Written by: Bob Wills  Recorded by: Bob Wills and His Texas Playboys

The biggest recording of Bob Wills’s career—the one that led him to be crowned the King of Western Swing—had no fiddles on it at all. But the song didn’t begin its life that way. In 1938 Wills and His Texas Playboys were at a recording session in Dallas when their A&R man, the English-born Art Satherley, asked Wills if he had any more tunes like “Spanish Two-Step,” an instrumental fiddle number he had written and recorded in 1935. “No, I don’t,” said Wills, as he later recalled, “but if you give me a few minutes, maybe I can come up with something.” He set to work right there in the studio, picking out some of the melody lines from the bridge of “Spanish Two-Step,” and before long he’d arranged a new tune. He and the band recorded it immediately, with the fiddle taking one solo and the steel guitar taking another. When Satherley asked what the new tune was called, Wills, who hadn’t thought that far, told him to go ahead and name it. Satherley, who had a fondness for Texas place names, christened it “San Antonio Rose.” 
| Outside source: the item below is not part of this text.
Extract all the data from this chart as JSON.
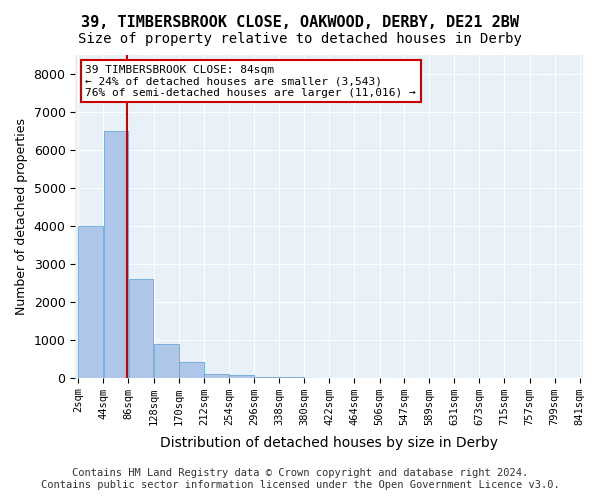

The song became a regional hit and got the attention of bigwigs at the New York music publishing company owned by famed songwriter Irving Berlin. The firm wanted to publish the song and give it a wider audience, but only if Wills wrote lyrics for it. Though Wills wasn’t much of a lyricist, he cobbled together some words with help from his band, and in 1940 he and the Playboys went back into the studio. The band, by this point, had grown to include eighteen instruments (including five saxophones and two trumpets) and sounded as if it could have been backing Glenn Miller—until Playboy Tommy Duncan opened his mouth. Aiming for a big-band pop sound, the Playboys didn’t use fiddle or steel guitar on the updated version, which they titled “New San Antonio Rose.” The song became a smash hit, bringing international attention to the rest of Wills’s music (the stuff with fiddles on it) and propelling him to superhero status. Inspired by this success, Wills redid “Spanish Two-Step” a few years later, again adding lyrics. The name? “New Spanish Two-Step.”